Od ponad roku panel antymonopolowy Izby Sądownictwa, kierowany przez demokratycznego senatora z Rhode Island Davida Cicilline’a, żąda od firm dowodów i przeprowadza wywiady z wieloma ich rywalami. Doprowadziło to do pięciu przesłuchań publicznych; 385 godzin rozmów przy drzwiach zamkniętych, briefingów i innych spotkań; oraz 93 prośby o informacje od firm, które dostarczyły ponad 1,3 miliona dokumentów, według starszych doradców Izby.
Zeznanie prezesów uzupełni teraz ten materiał w bardzo spektakularny sposób. Jak powiedział jeden z członków Izby, stanowi „ostatni etap” dochodzenia.

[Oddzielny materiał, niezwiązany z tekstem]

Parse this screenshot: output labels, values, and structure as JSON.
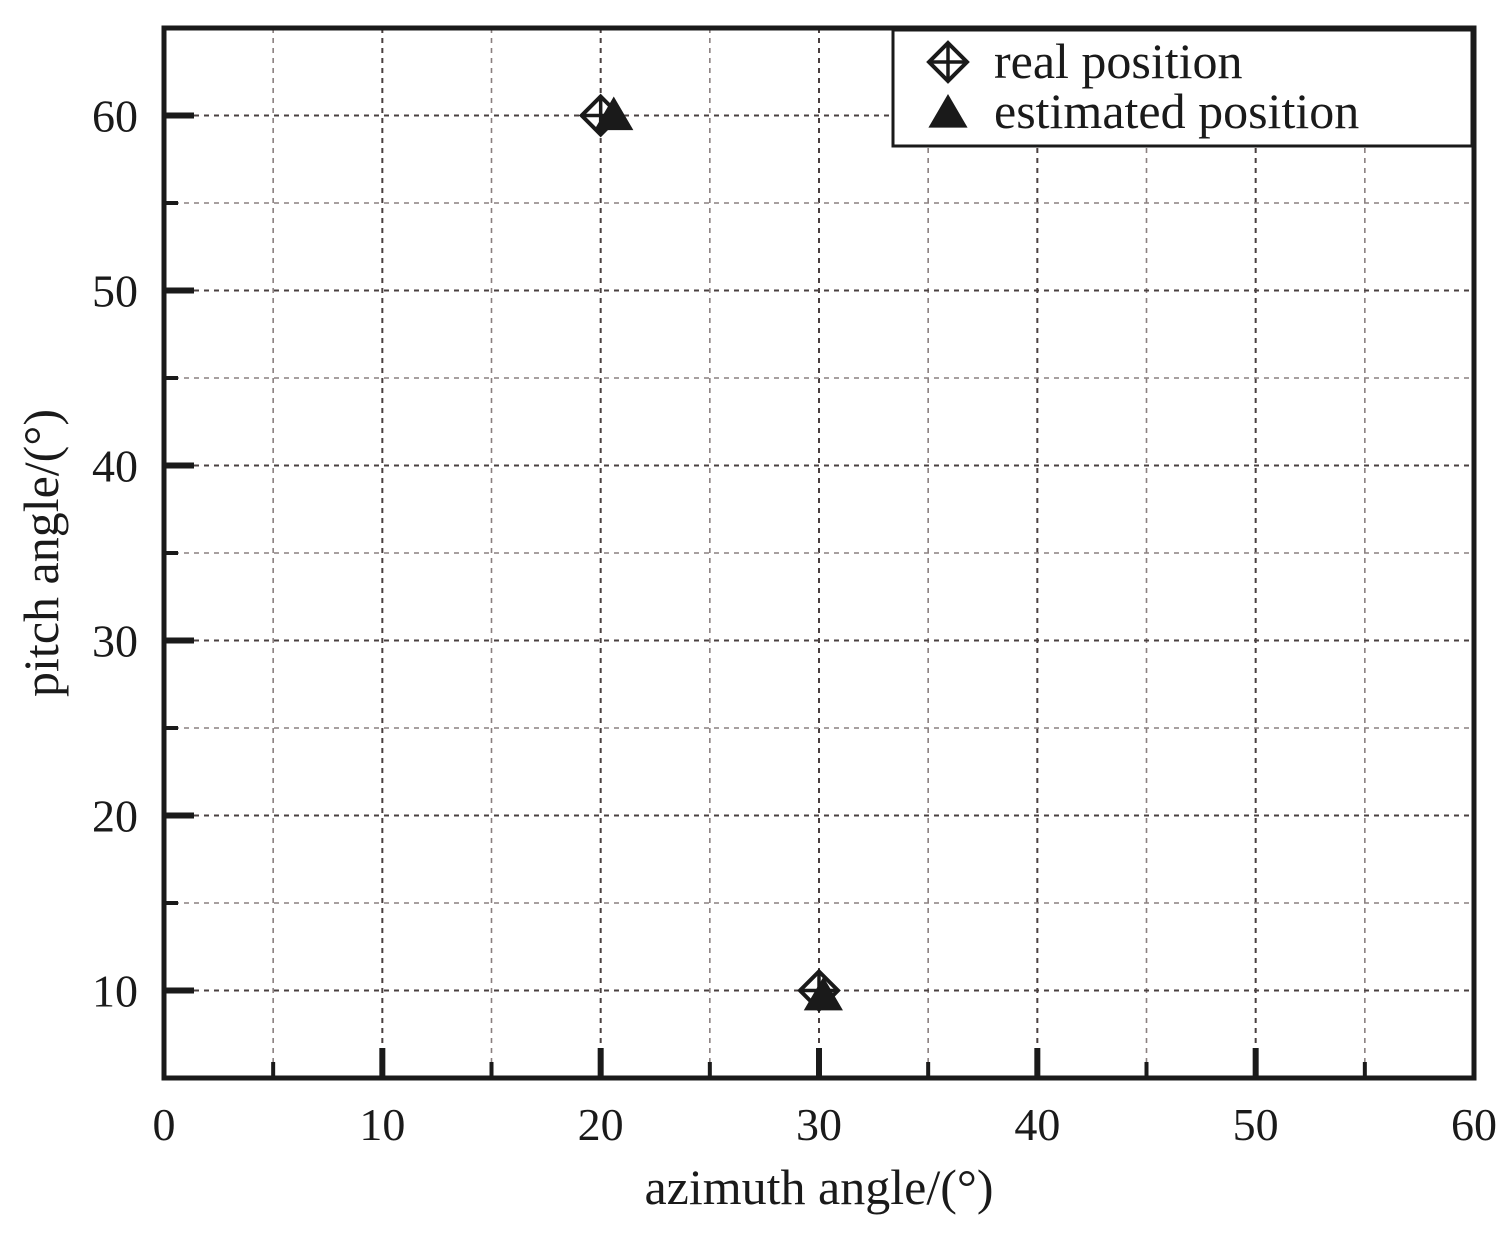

Czym zawiniła „Wielka Czwórka”?
Amazon jest pod ostrzałem za rzekome wykorzystanie danych sprzedażowych od swoich zewnętrznych sprzedawców, aby dowiedzieć się, jakie nowe produkty sprzedawać i jak podcinać niezależne sklepy na swojej platformie. Rywale Apple’a oskarżyli firmę o surowe zasady dotyczące aplikacji, które ograniczają sposób ich projektowania i skłaniają producentów oprogramowania do korzystania z kanałów płatnych należących do Apple. Z kolei dominacja Facebooka w reklamie cyfrowej zrodziła pytania o to, czy firma zabija małe serwisy informacyjne, pozbawiając ich przychodów z reklam i kupując mniejsze startupy jako możliwą strategię, aby wyeliminować potencjalnych rywali. Firma Google została oskarżona o faworyzowanie własnych usług w wynikach wyszukiwania i została ukarana w Europie grzywną za połączenie ich z systemem operacyjnym Android.